Sabía que Julien esperaba algún tipo de respuesta, de reacción a sus palabras, sabía que Julien quería escuchar que su amor era correspondido.

Empezó a rezar para seguir firme, sin perder la compostura, y, por suerte, poco a poco consiguió relajarse hasta cerrar los ojos y quedarse dormida.

Cuando empezó a recobrar la consciencia, sintió un peso sobre el vientre. En el estado de somnolencia en el que se hallaba, supuso que, de algún modo, Jules se las habría ingeniado para trepar hasta allí y, sin pensarlo dos veces, estiró la mano para rozar su pelo sedoso con la palma de la mano.

Pero se dio cuenta de que algo no iba bien nada más tocar la cabeza que reposaba sobre su vientre. Era demasiado grande para ser la cabeza de Jules. Abrió los ojos de golpe y tuvo que morderse los labios para no gritar.

Al parecer, durante la siesta, había soltado a Jules, que se habría ido a dormir con sus hermanos, y había girado el cuerpo en dirección a Julien, que también se había quedado traspuesto.

Lo que había logrado evitar estando despierta, había sucedido mientras ambos dormían instintivamente, Julien la había rodeado por la cintura y Tracey había dejado reposar un brazo sobre la cabeza de su marido.

Cuando Tracey estaba intentando recuperarse de la impresión y librarse del abrazo de Julien, Clair entró en la habitación, aunque se marchó inmediatamente, consciente de que estaba interrumpiendo una escena muy íntima entre dos amantes.

Tracey se dio cuenta de que tenía la blusa arrugada y de que la llevaba por fuera de la falda. Además, el brazo de Julien había ido remontando las piernas de su esposa hasta dejarle las pantorrillas al descubierto.

Se sintió azorada y culpable al mismo tiempo y sus mejillas se arrebolaron. No podía permitir que algo así volviera a suceder.
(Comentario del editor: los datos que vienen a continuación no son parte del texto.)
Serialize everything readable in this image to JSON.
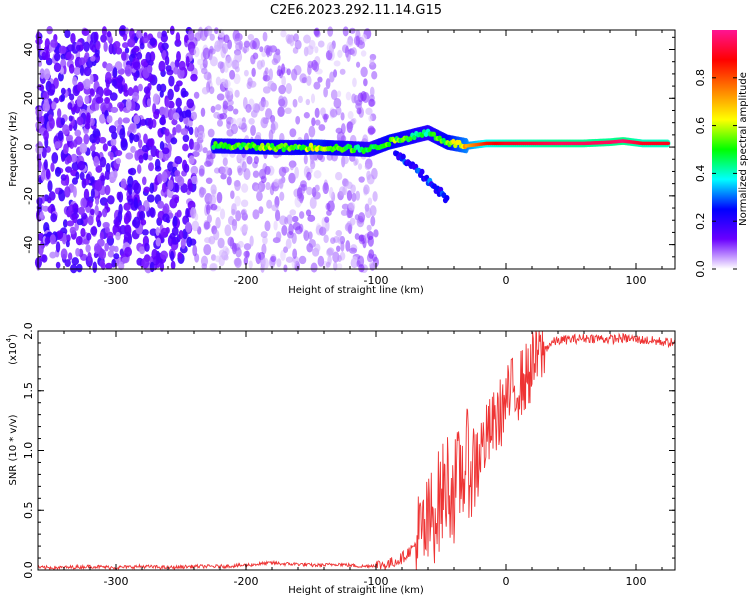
{
  "chart_data": [
    {
      "type": "heatmap",
      "title": "C2E6.2023.292.11.14.G15",
      "xlabel": "Height of straight line (km)",
      "ylabel": "Frequency (Hz)",
      "xlim": [
        -360,
        130
      ],
      "ylim": [
        -50,
        48
      ],
      "x_ticks": [
        -300,
        -200,
        -100,
        0,
        100
      ],
      "x_tick_labels": [
        "-300",
        "-200",
        "-100",
        "0",
        "100"
      ],
      "y_ticks": [
        -40,
        -20,
        0,
        20,
        40
      ],
      "y_tick_labels": [
        "-40",
        "-20",
        "0",
        "20",
        "40"
      ],
      "colorbar": {
        "label": "Normalized spectral amplitude",
        "range": [
          0.0,
          1.0
        ],
        "ticks": [
          0.0,
          0.2,
          0.4,
          0.6,
          0.8
        ],
        "tick_labels": [
          "0.0",
          "0.2",
          "0.4",
          "0.6",
          "0.8"
        ],
        "colors": [
          "#ffffff",
          "#6a00ff",
          "#0000ff",
          "#00ffff",
          "#00ff00",
          "#ffff00",
          "#ff8000",
          "#ff0000",
          "#ff1493"
        ]
      },
      "noise_region": {
        "x_range": [
          -360,
          -100
        ],
        "density": "high below -240 km"
      },
      "signal_trace": [
        {
          "x": -225,
          "y": 0.5,
          "v": 0.5
        },
        {
          "x": -205,
          "y": 0.3,
          "v": 0.5
        },
        {
          "x": -185,
          "y": 0.0,
          "v": 0.55
        },
        {
          "x": -165,
          "y": -0.2,
          "v": 0.5
        },
        {
          "x": -145,
          "y": 0.0,
          "v": 0.6
        },
        {
          "x": -125,
          "y": -0.5,
          "v": 0.5
        },
        {
          "x": -105,
          "y": -1.0,
          "v": 0.45
        },
        {
          "x": -90,
          "y": 2.0,
          "v": 0.55
        },
        {
          "x": -75,
          "y": 4.0,
          "v": 0.5
        },
        {
          "x": -60,
          "y": 6.0,
          "v": 0.45
        },
        {
          "x": -45,
          "y": 2.0,
          "v": 0.55
        },
        {
          "x": -30,
          "y": 0.5,
          "v": 0.7
        },
        {
          "x": -15,
          "y": 1.5,
          "v": 0.85
        },
        {
          "x": 0,
          "y": 1.5,
          "v": 0.9
        },
        {
          "x": 20,
          "y": 1.5,
          "v": 0.92
        },
        {
          "x": 40,
          "y": 1.5,
          "v": 0.95
        },
        {
          "x": 60,
          "y": 1.5,
          "v": 0.95
        },
        {
          "x": 80,
          "y": 2.0,
          "v": 0.95
        },
        {
          "x": 90,
          "y": 2.5,
          "v": 0.97
        },
        {
          "x": 105,
          "y": 1.5,
          "v": 0.9
        },
        {
          "x": 125,
          "y": 1.5,
          "v": 0.9
        }
      ],
      "descending_branch": [
        {
          "x": -85,
          "y": -3
        },
        {
          "x": -70,
          "y": -9
        },
        {
          "x": -55,
          "y": -16
        },
        {
          "x": -45,
          "y": -22
        }
      ]
    },
    {
      "type": "line",
      "xlabel": "Height of straight line (km)",
      "ylabel": "SNR (10 * v/v)",
      "scale_note": "(x10",
      "scale_exp": "4",
      "scale_close": ")",
      "xlim": [
        -360,
        130
      ],
      "ylim": [
        0,
        2.0
      ],
      "x_ticks": [
        -300,
        -200,
        -100,
        0,
        100
      ],
      "x_tick_labels": [
        "-300",
        "-200",
        "-100",
        "0",
        "100"
      ],
      "y_ticks": [
        0,
        0.5,
        1.0,
        1.5,
        2.0
      ],
      "y_tick_labels": [
        "0.0",
        "0.5",
        "1.0",
        "1.5",
        "2.0"
      ],
      "color": "#ee3333",
      "series": [
        {
          "x": [
            -360,
            -340,
            -320,
            -300,
            -280,
            -260,
            -240,
            -220,
            -200,
            -190,
            -180,
            -170,
            -160,
            -150,
            -140,
            -130,
            -120,
            -110,
            -100,
            -90,
            -80,
            -70,
            -60,
            -55,
            -50,
            -45,
            -40,
            -35,
            -30,
            -25,
            -20,
            -15,
            -10,
            -5,
            0,
            5,
            10,
            15,
            20,
            25,
            30,
            35,
            40,
            50,
            60,
            70,
            80,
            90,
            100,
            110,
            120,
            130
          ],
          "y": [
            0.02,
            0.02,
            0.03,
            0.02,
            0.03,
            0.02,
            0.03,
            0.03,
            0.04,
            0.05,
            0.06,
            0.05,
            0.05,
            0.04,
            0.04,
            0.05,
            0.04,
            0.03,
            0.04,
            0.05,
            0.1,
            0.2,
            0.35,
            0.5,
            0.6,
            0.75,
            0.65,
            0.8,
            0.9,
            0.85,
            1.0,
            1.1,
            1.2,
            1.3,
            1.4,
            1.5,
            1.55,
            1.6,
            1.7,
            1.8,
            1.85,
            1.9,
            1.92,
            1.93,
            1.94,
            1.94,
            1.93,
            1.94,
            1.93,
            1.92,
            1.91,
            1.9
          ]
        }
      ]
    }
  ]
}
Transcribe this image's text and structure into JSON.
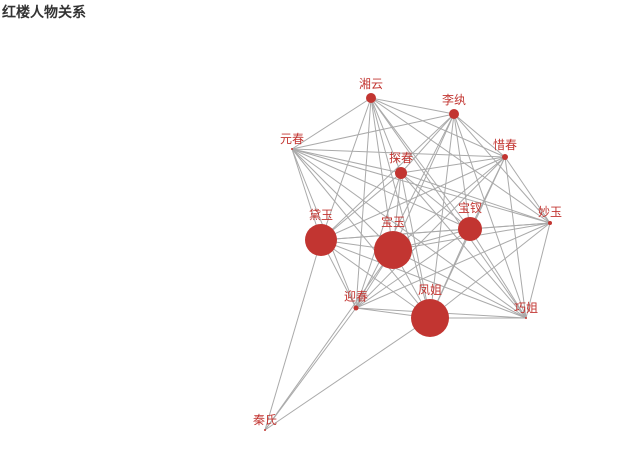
{
  "title": "红楼人物关系",
  "chart_data": {
    "type": "graph",
    "title": "红楼人物关系",
    "node_color": "#c23531",
    "edge_color": "#aaaaaa",
    "label_color": "#c23531",
    "nodes": [
      {
        "name": "湘云",
        "size": 5
      },
      {
        "name": "李纨",
        "size": 5
      },
      {
        "name": "元春",
        "size": 1
      },
      {
        "name": "惜春",
        "size": 3
      },
      {
        "name": "探春",
        "size": 6
      },
      {
        "name": "妙玉",
        "size": 2
      },
      {
        "name": "黛玉",
        "size": 16
      },
      {
        "name": "宝玉",
        "size": 19
      },
      {
        "name": "宝钗",
        "size": 12
      },
      {
        "name": "迎春",
        "size": 2
      },
      {
        "name": "凤姐",
        "size": 19
      },
      {
        "name": "巧姐",
        "size": 1
      },
      {
        "name": "秦氏",
        "size": 1
      }
    ],
    "edges": [
      [
        "湘云",
        "李纨"
      ],
      [
        "湘云",
        "元春"
      ],
      [
        "湘云",
        "惜春"
      ],
      [
        "湘云",
        "探春"
      ],
      [
        "湘云",
        "妙玉"
      ],
      [
        "湘云",
        "黛玉"
      ],
      [
        "湘云",
        "宝玉"
      ],
      [
        "湘云",
        "宝钗"
      ],
      [
        "湘云",
        "迎春"
      ],
      [
        "湘云",
        "凤姐"
      ],
      [
        "湘云",
        "巧姐"
      ],
      [
        "李纨",
        "元春"
      ],
      [
        "李纨",
        "惜春"
      ],
      [
        "李纨",
        "探春"
      ],
      [
        "李纨",
        "妙玉"
      ],
      [
        "李纨",
        "黛玉"
      ],
      [
        "李纨",
        "宝玉"
      ],
      [
        "李纨",
        "宝钗"
      ],
      [
        "李纨",
        "迎春"
      ],
      [
        "李纨",
        "凤姐"
      ],
      [
        "李纨",
        "巧姐"
      ],
      [
        "元春",
        "惜春"
      ],
      [
        "元春",
        "探春"
      ],
      [
        "元春",
        "妙玉"
      ],
      [
        "元春",
        "黛玉"
      ],
      [
        "元春",
        "宝玉"
      ],
      [
        "元春",
        "宝钗"
      ],
      [
        "元春",
        "迎春"
      ],
      [
        "元春",
        "凤姐"
      ],
      [
        "元春",
        "巧姐"
      ],
      [
        "惜春",
        "探春"
      ],
      [
        "惜春",
        "妙玉"
      ],
      [
        "惜春",
        "黛玉"
      ],
      [
        "惜春",
        "宝玉"
      ],
      [
        "惜春",
        "宝钗"
      ],
      [
        "惜春",
        "迎春"
      ],
      [
        "惜春",
        "凤姐"
      ],
      [
        "惜春",
        "巧姐"
      ],
      [
        "探春",
        "妙玉"
      ],
      [
        "探春",
        "黛玉"
      ],
      [
        "探春",
        "宝玉"
      ],
      [
        "探春",
        "宝钗"
      ],
      [
        "探春",
        "迎春"
      ],
      [
        "探春",
        "凤姐"
      ],
      [
        "探春",
        "巧姐"
      ],
      [
        "妙玉",
        "黛玉"
      ],
      [
        "妙玉",
        "宝玉"
      ],
      [
        "妙玉",
        "宝钗"
      ],
      [
        "妙玉",
        "迎春"
      ],
      [
        "妙玉",
        "凤姐"
      ],
      [
        "妙玉",
        "巧姐"
      ],
      [
        "黛玉",
        "宝玉"
      ],
      [
        "黛玉",
        "宝钗"
      ],
      [
        "黛玉",
        "迎春"
      ],
      [
        "黛玉",
        "凤姐"
      ],
      [
        "黛玉",
        "巧姐"
      ],
      [
        "宝玉",
        "宝钗"
      ],
      [
        "宝玉",
        "迎春"
      ],
      [
        "宝玉",
        "凤姐"
      ],
      [
        "宝玉",
        "巧姐"
      ],
      [
        "宝钗",
        "迎春"
      ],
      [
        "宝钗",
        "凤姐"
      ],
      [
        "宝钗",
        "巧姐"
      ],
      [
        "迎春",
        "凤姐"
      ],
      [
        "迎春",
        "巧姐"
      ],
      [
        "凤姐",
        "巧姐"
      ],
      [
        "秦氏",
        "黛玉"
      ],
      [
        "秦氏",
        "迎春"
      ],
      [
        "秦氏",
        "宝玉"
      ],
      [
        "秦氏",
        "凤姐"
      ]
    ]
  }
}
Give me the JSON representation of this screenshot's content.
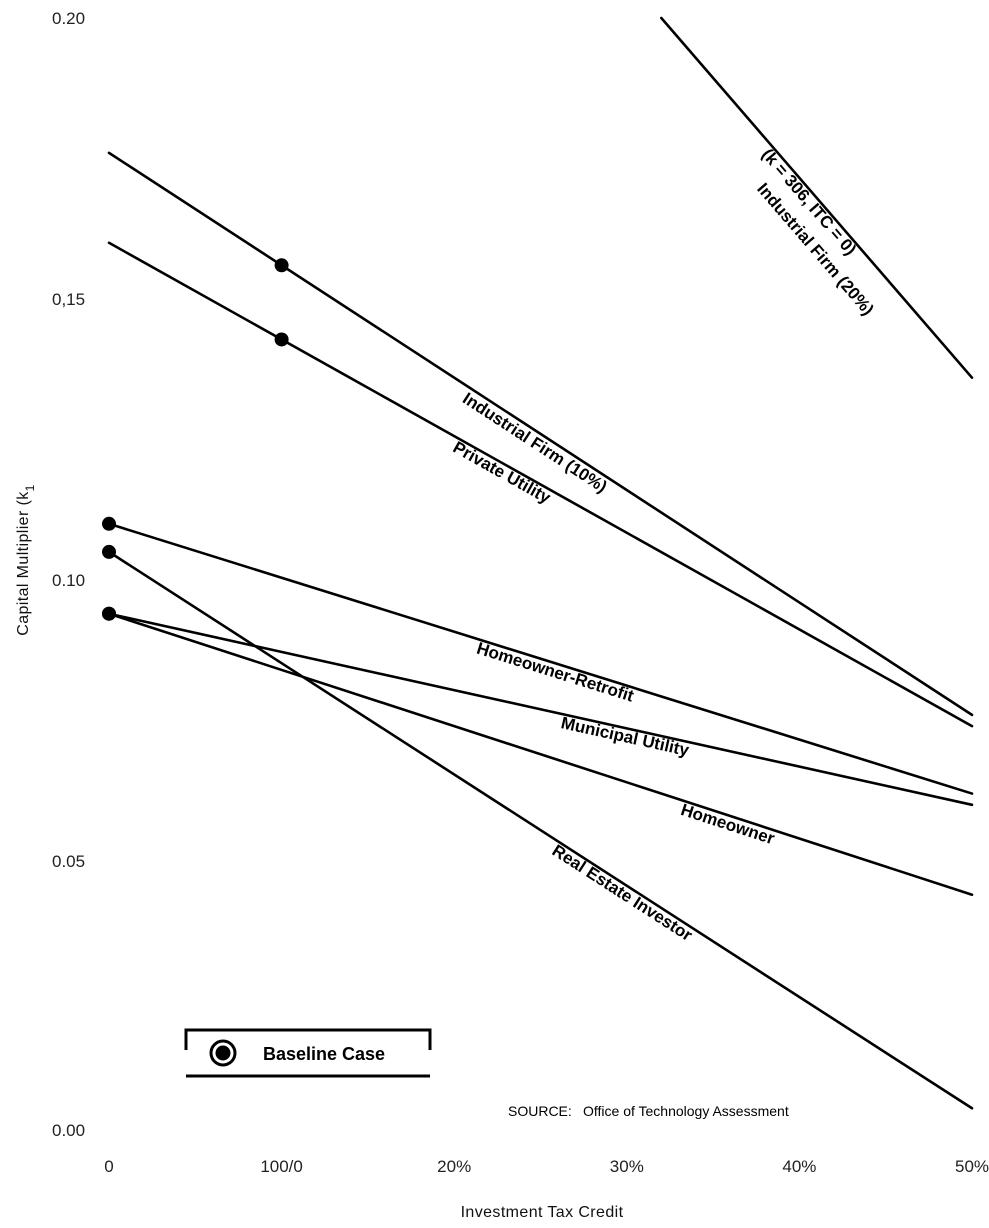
{
  "chart_data": {
    "type": "line",
    "xlabel": "Investment Tax Credit",
    "ylabel": "Capital Multiplier (k",
    "ylabel_subscript": "1",
    "x_ticks": [
      {
        "value": 0,
        "label": "0"
      },
      {
        "value": 10,
        "label": "100/0"
      },
      {
        "value": 20,
        "label": "20%"
      },
      {
        "value": 30,
        "label": "30%"
      },
      {
        "value": 40,
        "label": "40%"
      },
      {
        "value": 50,
        "label": "50%"
      }
    ],
    "y_ticks": [
      {
        "value": 0.0,
        "label": "0.00"
      },
      {
        "value": 0.05,
        "label": "0.05"
      },
      {
        "value": 0.1,
        "label": "0.10"
      },
      {
        "value": 0.15,
        "label": "0,15"
      },
      {
        "value": 0.2,
        "label": "0.20"
      }
    ],
    "xlim": [
      0,
      50
    ],
    "ylim": [
      0,
      0.2
    ],
    "grid": false,
    "series": [
      {
        "name": "Industrial Firm (20%)",
        "name_line2": "(k = 306, ITC = 0)",
        "x": [
          32,
          50
        ],
        "y": [
          0.2,
          0.136
        ],
        "baseline_x": null
      },
      {
        "name": "Industrial Firm (10%)",
        "x": [
          0,
          50
        ],
        "y": [
          0.176,
          0.076
        ],
        "baseline_x": 10
      },
      {
        "name": "Private Utility",
        "x": [
          0,
          50
        ],
        "y": [
          0.16,
          0.074
        ],
        "baseline_x": 10
      },
      {
        "name": "Homeowner-Retrofit",
        "x": [
          0,
          50
        ],
        "y": [
          0.11,
          0.062
        ],
        "baseline_x": 0
      },
      {
        "name": "Municipal Utility",
        "x": [
          0,
          50
        ],
        "y": [
          0.094,
          0.06
        ],
        "baseline_x": 0
      },
      {
        "name": "Homeowner",
        "x": [
          0,
          50
        ],
        "y": [
          0.094,
          0.044
        ],
        "baseline_x": 0
      },
      {
        "name": "Real Estate Investor",
        "x": [
          0,
          50
        ],
        "y": [
          0.105,
          0.006
        ],
        "baseline_x": 0
      }
    ],
    "legend": {
      "label": "Baseline Case",
      "placement": "bottom-left"
    },
    "source": {
      "prefix": "SOURCE:",
      "text": "Office of Technology Assessment"
    }
  }
}
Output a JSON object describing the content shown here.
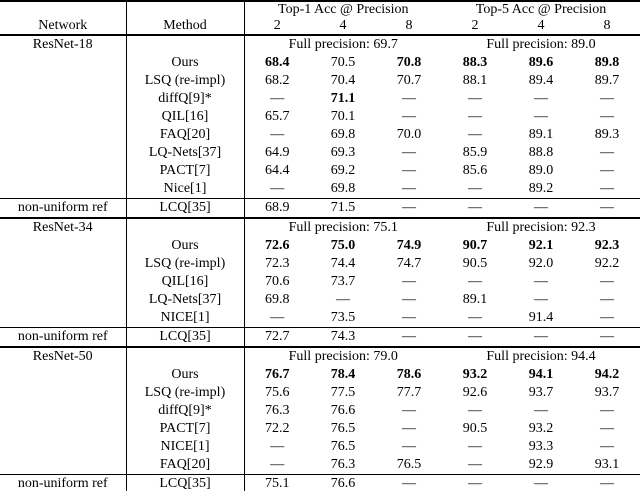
{
  "colors": {
    "text": "#000000",
    "background": "#ffffff",
    "rule": "#000000"
  },
  "table": {
    "header": {
      "network": "Network",
      "method": "Method",
      "group_top1": "Top-1 Acc @ Precision",
      "group_top5": "Top-5 Acc @ Precision",
      "precisions": [
        "2",
        "4",
        "8",
        "2",
        "4",
        "8"
      ]
    },
    "sections": [
      {
        "network": "ResNet-18",
        "fp_top1": "Full precision: 69.7",
        "fp_top5": "Full precision: 89.0",
        "rows": [
          {
            "method": "Ours",
            "values": [
              "68.4",
              "70.5",
              "70.8",
              "88.3",
              "89.6",
              "89.8"
            ],
            "bold": [
              1,
              0,
              1,
              1,
              1,
              1
            ]
          },
          {
            "method": "LSQ (re-impl)",
            "values": [
              "68.2",
              "70.4",
              "70.7",
              "88.1",
              "89.4",
              "89.7"
            ],
            "bold": [
              0,
              0,
              0,
              0,
              0,
              0
            ]
          },
          {
            "method": "diffQ[9]*",
            "values": [
              "—",
              "71.1",
              "—",
              "—",
              "—",
              "—"
            ],
            "bold": [
              0,
              1,
              0,
              0,
              0,
              0
            ]
          },
          {
            "method": "QIL[16]",
            "values": [
              "65.7",
              "70.1",
              "—",
              "—",
              "—",
              "—"
            ],
            "bold": [
              0,
              0,
              0,
              0,
              0,
              0
            ]
          },
          {
            "method": "FAQ[20]",
            "values": [
              "—",
              "69.8",
              "70.0",
              "—",
              "89.1",
              "89.3"
            ],
            "bold": [
              0,
              0,
              0,
              0,
              0,
              0
            ]
          },
          {
            "method": "LQ-Nets[37]",
            "values": [
              "64.9",
              "69.3",
              "—",
              "85.9",
              "88.8",
              "—"
            ],
            "bold": [
              0,
              0,
              0,
              0,
              0,
              0
            ]
          },
          {
            "method": "PACT[7]",
            "values": [
              "64.4",
              "69.2",
              "—",
              "85.6",
              "89.0",
              "—"
            ],
            "bold": [
              0,
              0,
              0,
              0,
              0,
              0
            ]
          },
          {
            "method": "Nice[1]",
            "values": [
              "—",
              "69.8",
              "—",
              "—",
              "89.2",
              "—"
            ],
            "bold": [
              0,
              0,
              0,
              0,
              0,
              0
            ]
          }
        ],
        "ref": {
          "network": "non-uniform ref",
          "method": "LCQ[35]",
          "values": [
            "68.9",
            "71.5",
            "—",
            "—",
            "—",
            "—"
          ],
          "bold": [
            0,
            0,
            0,
            0,
            0,
            0
          ]
        }
      },
      {
        "network": "ResNet-34",
        "fp_top1": "Full precision: 75.1",
        "fp_top5": "Full precision: 92.3",
        "rows": [
          {
            "method": "Ours",
            "values": [
              "72.6",
              "75.0",
              "74.9",
              "90.7",
              "92.1",
              "92.3"
            ],
            "bold": [
              1,
              1,
              1,
              1,
              1,
              1
            ]
          },
          {
            "method": "LSQ (re-impl)",
            "values": [
              "72.3",
              "74.4",
              "74.7",
              "90.5",
              "92.0",
              "92.2"
            ],
            "bold": [
              0,
              0,
              0,
              0,
              0,
              0
            ]
          },
          {
            "method": "QIL[16]",
            "values": [
              "70.6",
              "73.7",
              "—",
              "—",
              "—",
              "—"
            ],
            "bold": [
              0,
              0,
              0,
              0,
              0,
              0
            ]
          },
          {
            "method": "LQ-Nets[37]",
            "values": [
              "69.8",
              "—",
              "—",
              "89.1",
              "—",
              "—"
            ],
            "bold": [
              0,
              0,
              0,
              0,
              0,
              0
            ]
          },
          {
            "method": "NICE[1]",
            "values": [
              "—",
              "73.5",
              "—",
              "—",
              "91.4",
              "—"
            ],
            "bold": [
              0,
              0,
              0,
              0,
              0,
              0
            ]
          }
        ],
        "ref": {
          "network": "non-uniform ref",
          "method": "LCQ[35]",
          "values": [
            "72.7",
            "74.3",
            "—",
            "—",
            "—",
            "—"
          ],
          "bold": [
            0,
            0,
            0,
            0,
            0,
            0
          ]
        }
      },
      {
        "network": "ResNet-50",
        "fp_top1": "Full precision: 79.0",
        "fp_top5": "Full precision: 94.4",
        "rows": [
          {
            "method": "Ours",
            "values": [
              "76.7",
              "78.4",
              "78.6",
              "93.2",
              "94.1",
              "94.2"
            ],
            "bold": [
              1,
              1,
              1,
              1,
              1,
              1
            ]
          },
          {
            "method": "LSQ (re-impl)",
            "values": [
              "75.6",
              "77.5",
              "77.7",
              "92.6",
              "93.7",
              "93.7"
            ],
            "bold": [
              0,
              0,
              0,
              0,
              0,
              0
            ]
          },
          {
            "method": "diffQ[9]*",
            "values": [
              "76.3",
              "76.6",
              "—",
              "—",
              "—",
              "—"
            ],
            "bold": [
              0,
              0,
              0,
              0,
              0,
              0
            ]
          },
          {
            "method": "PACT[7]",
            "values": [
              "72.2",
              "76.5",
              "—",
              "90.5",
              "93.2",
              "—"
            ],
            "bold": [
              0,
              0,
              0,
              0,
              0,
              0
            ]
          },
          {
            "method": "NICE[1]",
            "values": [
              "—",
              "76.5",
              "—",
              "—",
              "93.3",
              "—"
            ],
            "bold": [
              0,
              0,
              0,
              0,
              0,
              0
            ]
          },
          {
            "method": "FAQ[20]",
            "values": [
              "—",
              "76.3",
              "76.5",
              "—",
              "92.9",
              "93.1"
            ],
            "bold": [
              0,
              0,
              0,
              0,
              0,
              0
            ]
          }
        ],
        "ref": {
          "network": "non-uniform ref",
          "method": "LCQ[35]",
          "values": [
            "75.1",
            "76.6",
            "—",
            "—",
            "—",
            "—"
          ],
          "bold": [
            0,
            0,
            0,
            0,
            0,
            0
          ]
        }
      }
    ]
  }
}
Todavía quedaban veintisiete días y ya habían «dormido» juntos. Se apartó de Julien presa del pánico, con la esperanza de no despertarlo; pero había olvidado a Jules, al que no le agradó el ligero golpe que su madre le propinó con el cuerpo al retirarse. Empezó a llorar y a gritar hasta que todos despertaron y, un segundo más tarde, sus hermanos lo acompañaron en el llanto.